Page 25 of Thornlight
“No, wait!” Thorn grabbed his tail as he streamed past. “Don’t leave me!”
Noro skidded to a stop. He looked back over his shoulder to find her, and something behind her made his nostrils flare.
“Look out!” he cried.
Thorn ducked and stumbled, slipping on the slick ground. Her knees slammed into a patch of rocks, and she caught herself from falling into the water by grabbing for a boulder so sharp that it cut right through her left glove. Her palm blazed with pain. She cried out, then heard a loud gulping sound and whirled around.
A monstrous wet hand the size of her bed at home slapped the rock where she’d been standing. Its fingers scraped up clumps of moss before throwing them away in disgust.
“Yah!” Bartos shouted, flinging eldisks left and right, his cloak whirling. Disks of crackling light soared through the air. When they hit their targets, the lightning inside the eldisks detonated. The disk itself crumbled to glinting metal bits. Brilliant angry energy erupted in a flash. At the touch of lightning, the swamp shrieked and dissolved into glittering silver ash.
One of the other soldiers screamed—a brown-skinned manwith a long black braid. Thorn watched the swamp drag him across the ground. He slammed an eldisk onto the glistening muddy hand wrapped around his stomach. The eldisk exploded. Lightning sizzled down the swamp arm and across the soldier’s body.
With a piercing shriek, the hand collapsed and released him.
Then four more hands burst out of the swamp and clamped down on the soldier’s legs, his chest, his skull.
Smoking and crisped, the soldier gave one last frightened cry.
The hands yanked him under. The swamp rippled, like something huge and hungry was shifting beneath the surface.
A long, loud roar sounded from deep underground.
Thorn’s breath caught as she jumped to her feet, holding her hurt hand close to her chest.The Gulgot?
The rocky ground quaked and moaned. Two cracks raced across the clearing, splitting it into four jagged sections.
Another scream.
One of the soldiers, fair-haired with a scruffy beard, tried to jump from one section of rock to another. He didn’t jump far enough; he fell, knocked his chin against the stone with a choked cry, then disappeared down the crack and into the swamp.
And another shout—
Thorn spun around, shaking. The captain of the guard leaped for a nearby rock. Limbs flailing, he soared—then crashed into the rock chest first, and grabbed hold with all his might.
The swamp crested behind him, huge and dripping.

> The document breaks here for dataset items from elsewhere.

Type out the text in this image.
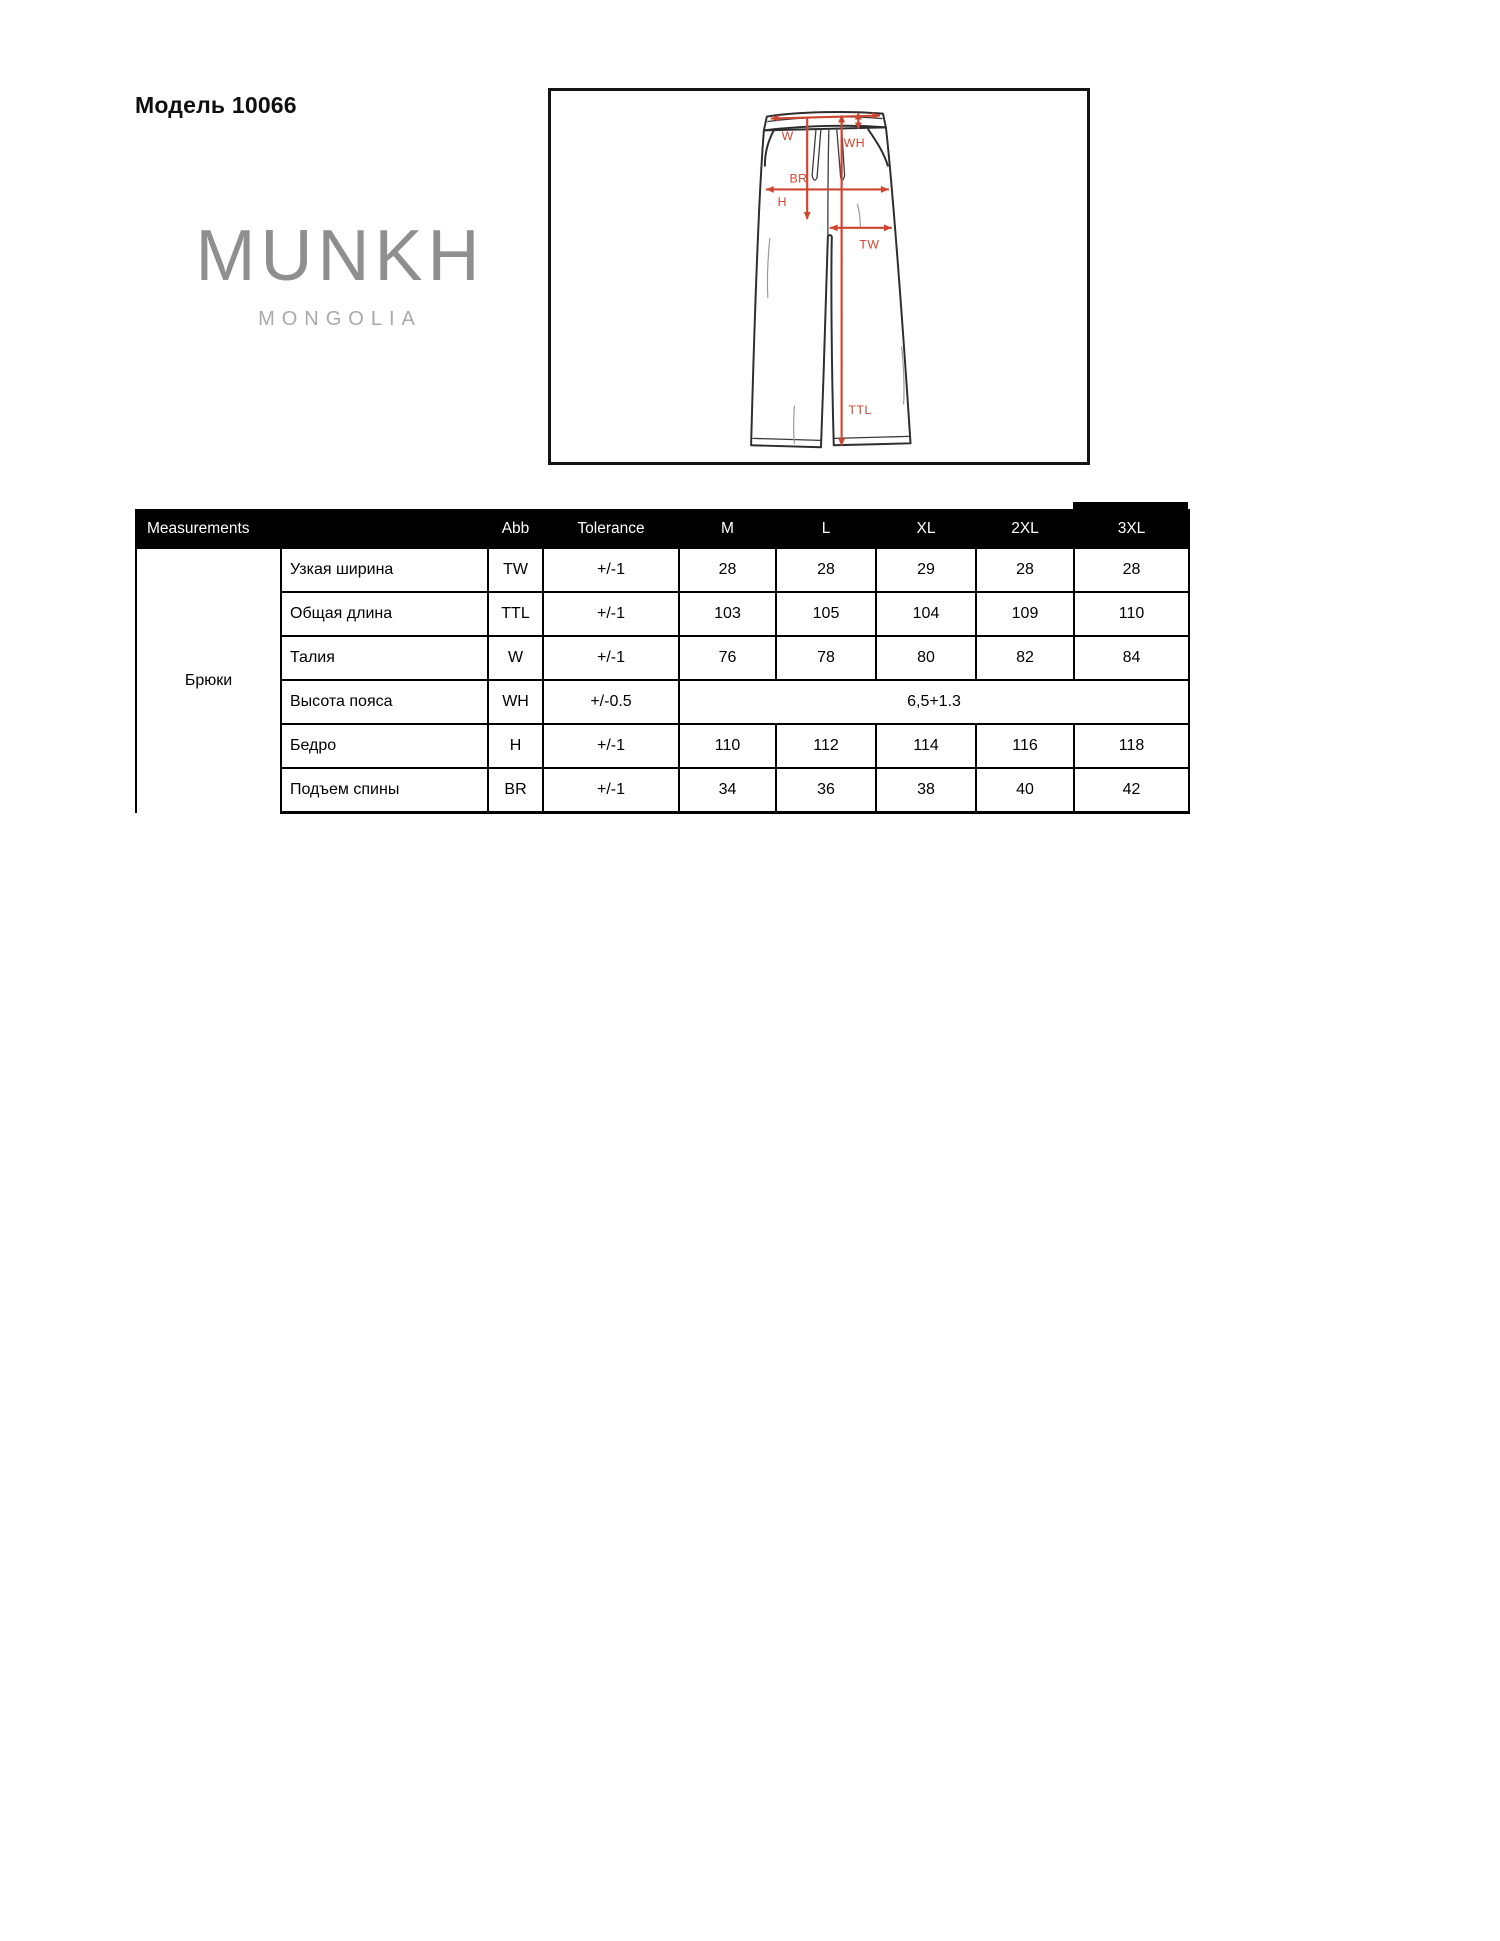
Модель 10066
MUNKH
MONGOLIA
W	WH
BR
H
TW
TTL
Measurements		Abb	Tolerance	M	L	XL	2XL	3XL
Брюки	Узкая ширина	TW	+/-1	28	28	29	28	28
	Общая длина	TTL	+/-1	103	105	104	109	110
	Талия	W	+/-1	76	78	80	82	84
	Высота пояса	WH	+/-0.5	6,5+1.3				
	Бедро	H	+/-1	110	112	114	116	118
	Подъем спины	BR	+/-1	34	36	38	40	42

A mouth opened in its center, ropes of mud stretching from top to bottom.
Looking back over his shoulder with wild eyes, the captain screamed.
The swamp swallowed him whole.
Thorn wanted to do something—anything—but she couldn’t move. Bricks of terror weighed down her feet. Bartos darted between the remaining bags, looking for eldisks and finding none.
They’d used them all.
“Noro?” Thorn whispered.
He shook his head, his beautiful white coat splattered with sludge. “There’s a bit of lightning in my horn, but without the royal forgers, I can’t get it out.”

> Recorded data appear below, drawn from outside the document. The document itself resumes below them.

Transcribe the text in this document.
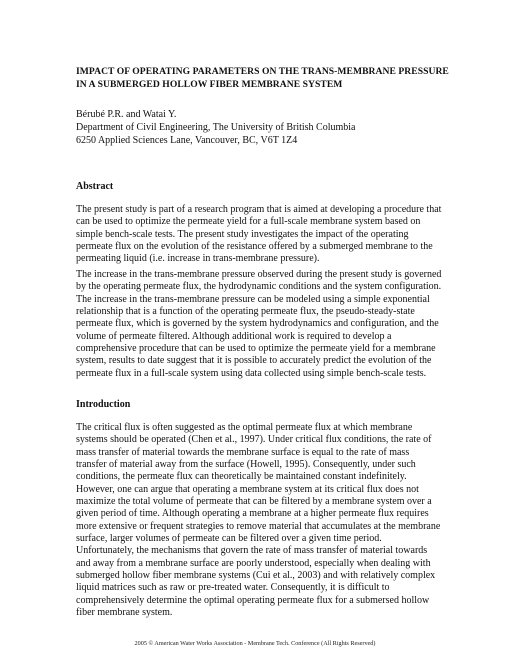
IMPACT OF OPERATING PARAMETERS ON THE TRANS-MEMBRANE PRESSURE IN A SUBMERGED HOLLOW FIBER MEMBRANE SYSTEM
Bérubé P.R. and Watai Y.
Department of Civil Engineering, The University of British Columbia
6250 Applied Sciences Lane, Vancouver, BC, V6T 1Z4
Abstract

The present study is part of a research program that is aimed at developing a procedure that can be used to optimize the permeate yield for a full-scale membrane system based on simple bench-scale tests. The present study investigates the impact of the operating permeate flux on the evolution of the resistance offered by a submerged membrane to the permeating liquid (i.e. increase in trans-membrane pressure).

The increase in the trans-membrane pressure observed during the present study is governed by the operating permeate flux, the hydrodynamic conditions and the system configuration. The increase in the trans-membrane pressure can be modeled using a simple exponential relationship that is a function of the operating permeate flux, the pseudo-steady-state permeate flux, which is governed by the system hydrodynamics and configuration, and the volume of permeate filtered. Although additional work is required to develop a comprehensive procedure that can be used to optimize the permeate yield for a membrane system, results to date suggest that it is possible to accurately predict the evolution of the permeate flux in a full-scale system using data collected using simple bench-scale tests.

Introduction

The critical flux is often suggested as the optimal permeate flux at which membrane systems should be operated (Chen et al., 1997). Under critical flux conditions, the rate of mass transfer of material towards the membrane surface is equal to the rate of mass transfer of material away from the surface (Howell, 1995). Consequently, under such conditions, the permeate flux can theoretically be maintained constant indefinitely. However, one can argue that operating a membrane system at its critical flux does not maximize the total volume of permeate that can be filtered by a membrane system over a given period of time. Although operating a membrane at a higher permeate flux requires more extensive or frequent strategies to remove material that accumulates at the membrane surface, larger volumes of permeate can be filtered over a given time period. Unfortunately, the mechanisms that govern the rate of mass transfer of material towards and away from a membrane surface are poorly understood, especially when dealing with submerged hollow fiber membrane systems (Cui et al., 2003) and with relatively complex liquid matrices such as raw or pre-treated water. Consequently, it is difficult to comprehensively determine the optimal operating permeate flux for a submersed hollow fiber membrane system.

2005 © American Water Works Association - Membrane Tech. Conference (All Rights Reserved)
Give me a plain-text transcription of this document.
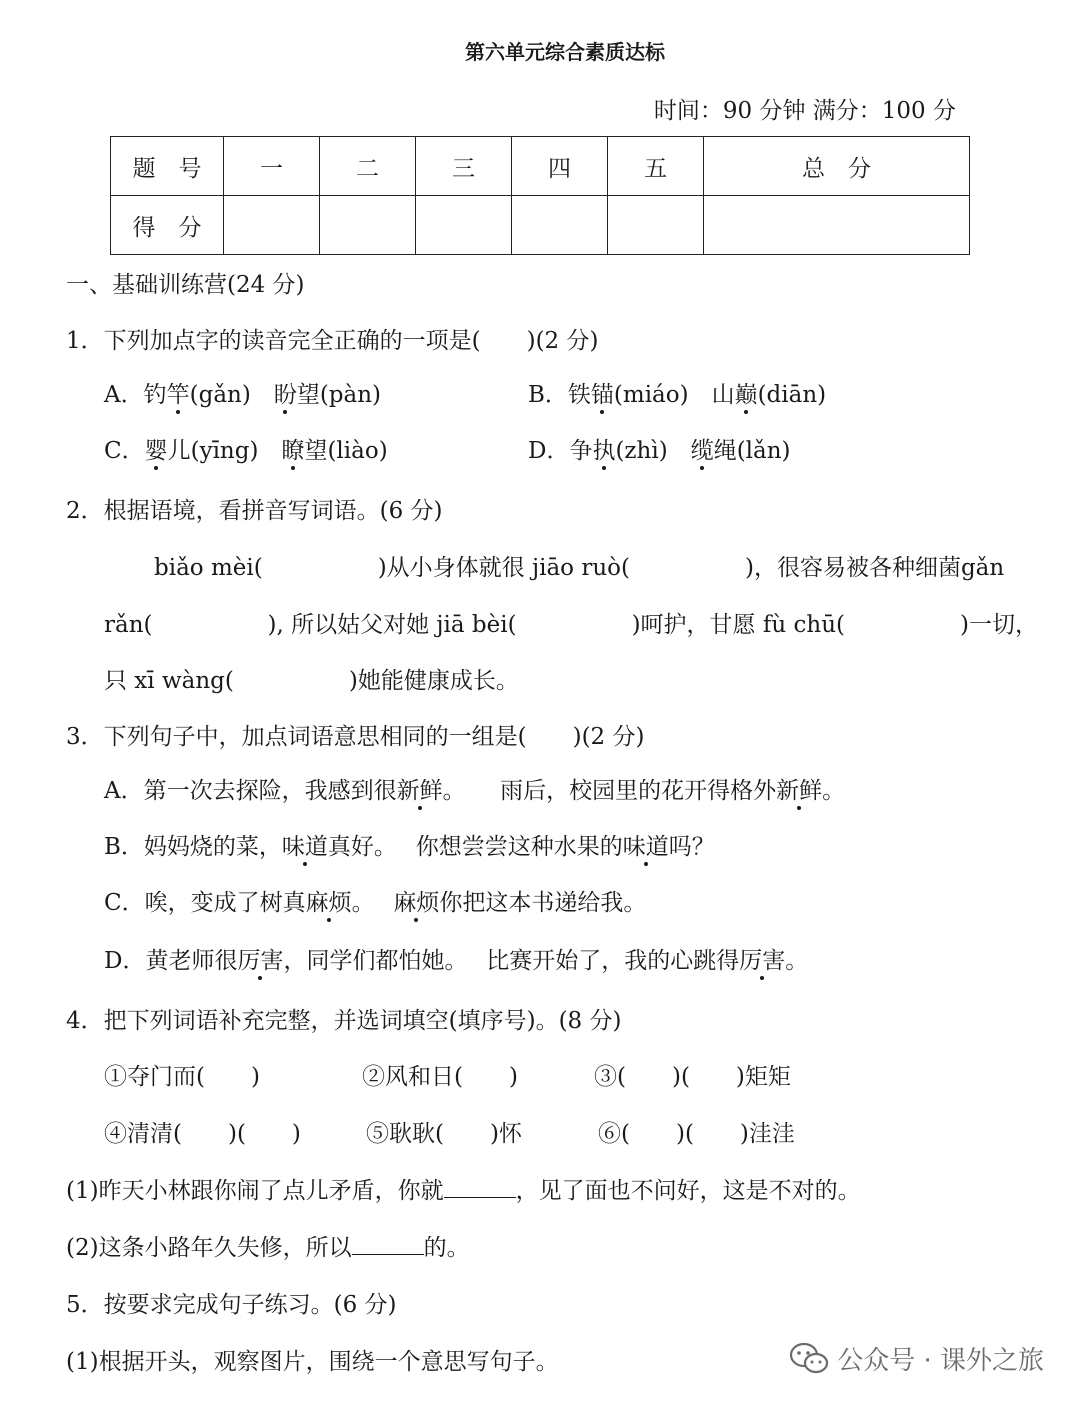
第六单元综合素质达标
时间：90 分钟 满分：100 分
题　号	一	二	三	四	五	总　分
得　分						
一、基础训练营(24 分)
1．下列加点字的读音完全正确的一项是(　　)(2 分)
A．钓竿(gǎn)　盼望(pàn)	B．铁锚(miáo)　山巅(diān)
C．婴儿(yīng)　瞭望(liào)	D．争执(zhì)　缆绳(lǎn)
2．根据语境，看拼音写词语。(6 分)
biǎo mèi(　　　　　)从小身体就很 jiāo ruò(　　　　　)，很容易被各种细菌gǎn
rǎn(　　　　　), 所以姑父对她 jiā bèi(　　　　　)呵护，甘愿 fù chū(　　　　　)一切，
只 xī wàng(　　　　　)她能健康成长。
3．下列句子中，加点词语意思相同的一组是(　　)(2 分)
A．第一次去探险，我感到很新鲜。　　雨后，校园里的花开得格外新鲜。
B．妈妈烧的菜，味道真好。　 你想尝尝这种水果的味道吗？
C．唉，变成了树真麻烦。　 麻烦你把这本书递给我。
D．黄老师很厉害，同学们都怕她。　 比赛开始了，我的心跳得厉害。
4．把下列词语补充完整，并选词填空(填序号)。(8 分)
①夺门而(　　)	②风和日(　　)	③(　　)(　　)矩矩
④清清(　　)(　　)	⑤耿耿(　　)怀	⑥(　　)(　　)洼洼
(1)昨天小林跟你闹了点儿矛盾，你就	，见了面也不问好，这是不对的。
(2)这条小路年久失修，所以	的。
5．按要求完成句子练习。(6 分)
(1)根据开头，观察图片，围绕一个意思写句子。	公众号 · 课外之旅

Thorn swallowed. The world slowed down.
This was it. They were alone—Thorn, Noro, Bartos.
Bartos locked eyes with Thorn. His eyes were bright in his mud-caked face.
“I’m sorry, Thorn,” he said, his voice breaking. “I shouldn’t have allowed you to come.”
“I wanted to come,” Thorn whispered, though she wasn’t sure that was true. But if she was going to die, she wanted brave words on her lips.